The case was originally filed in November 2021 by plaintiff Robin Taylor in U.S. District Court for the Middle District of Florida. In addition to potential violations of the TCPA, attorneys argued that the allegations were also a breach of the Florida Telephone Solicitations Act. The TCPA prohibits many types of unsolicited business telemarketing calls and text messages, and it restricts usage of prerecorded or robotic-voice messages without written consent.   

While the Federal Communications Commission appears to have stepped up enforcement of the TCPA in recent months, allegations of potential transgressions committed by mortgage companies continue to appear throughout the last several months. Since 2022, at least 65 complaints have been filed in U.S. courts, with leading lenders, including loanDepot and Rocket, among the companies claimed to be in potential violation of telemarketing regulations. 

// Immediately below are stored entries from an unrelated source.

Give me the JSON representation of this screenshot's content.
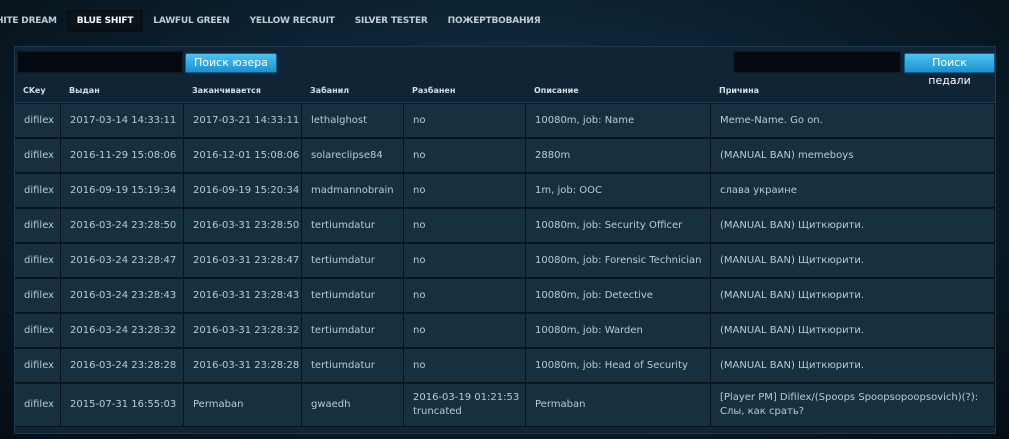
{
  "tabs": [
    {
      "label": "HITE DREAM",
      "active": false
    },
    {
      "label": "BLUE SHIFT",
      "active": true
    },
    {
      "label": "LAWFUL GREEN",
      "active": false
    },
    {
      "label": "YELLOW RECRUIT",
      "active": false
    },
    {
      "label": "SILVER TESTER",
      "active": false
    },
    {
      "label": "ПОЖЕРТВОВАНИЯ",
      "active": false
    }
  ],
  "search": {
    "user_button": "Поиск юзера",
    "admin_button": "Поиск педали",
    "user_value": "",
    "admin_value": ""
  },
  "table": {
    "headers": [
      "CKey",
      "Выдан",
      "Заканчивается",
      "Забанил",
      "Разбанен",
      "Описание",
      "Причина"
    ],
    "rows": [
      [
        "difilex",
        "2017-03-14 14:33:11",
        "2017-03-21 14:33:11",
        "lethalghost",
        "no",
        "10080m, job: Name",
        "Meme-Name. Go on."
      ],
      [
        "difilex",
        "2016-11-29 15:08:06",
        "2016-12-01 15:08:06",
        "solareclipse84",
        "no",
        "2880m",
        "(MANUAL BAN) memeboys"
      ],
      [
        "difilex",
        "2016-09-19 15:19:34",
        "2016-09-19 15:20:34",
        "madmannobrain",
        "no",
        "1m, job: OOC",
        "слава украине"
      ],
      [
        "difilex",
        "2016-03-24 23:28:50",
        "2016-03-31 23:28:50",
        "tertiumdatur",
        "no",
        "10080m, job: Security Officer",
        "(MANUAL BAN) Щиткюрити."
      ],
      [
        "difilex",
        "2016-03-24 23:28:47",
        "2016-03-31 23:28:47",
        "tertiumdatur",
        "no",
        "10080m, job: Forensic Technician",
        "(MANUAL BAN) Щиткюрити."
      ],
      [
        "difilex",
        "2016-03-24 23:28:43",
        "2016-03-31 23:28:43",
        "tertiumdatur",
        "no",
        "10080m, job: Detective",
        "(MANUAL BAN) Щиткюрити."
      ],
      [
        "difilex",
        "2016-03-24 23:28:32",
        "2016-03-31 23:28:32",
        "tertiumdatur",
        "no",
        "10080m, job: Warden",
        "(MANUAL BAN) Щиткюрити."
      ],
      [
        "difilex",
        "2016-03-24 23:28:28",
        "2016-03-31 23:28:28",
        "tertiumdatur",
        "no",
        "10080m, job: Head of Security",
        "(MANUAL BAN) Щиткюрити."
      ],
      [
        "difilex",
        "2015-07-31 16:55:03",
        "Permaban",
        "gwaedh",
        "2016-03-19 01:21:53 truncated",
        "Permaban",
        "[Player PM] Difilex/(Spoops Spoopsopoopsovich)(?): Слы, как срать?"
      ]
    ]
  }
}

Last year, real estate company Keller Williams agreed to pay $40 million to settle a case after it was accused of making unsolicited calls to consumers on the Do Not Call Registry. The FCC also helped shut down robocall operations involving brokerage MV Realty earlier this year after homeowners claimed they had been swindled by the company to mortgage their properties. 

Individuals affected by the Cardinal Financial ruling have until May 26 to submit a claim for compensation or any objections or requests for exclusion. A final hearing on the case is scheduled on June 26.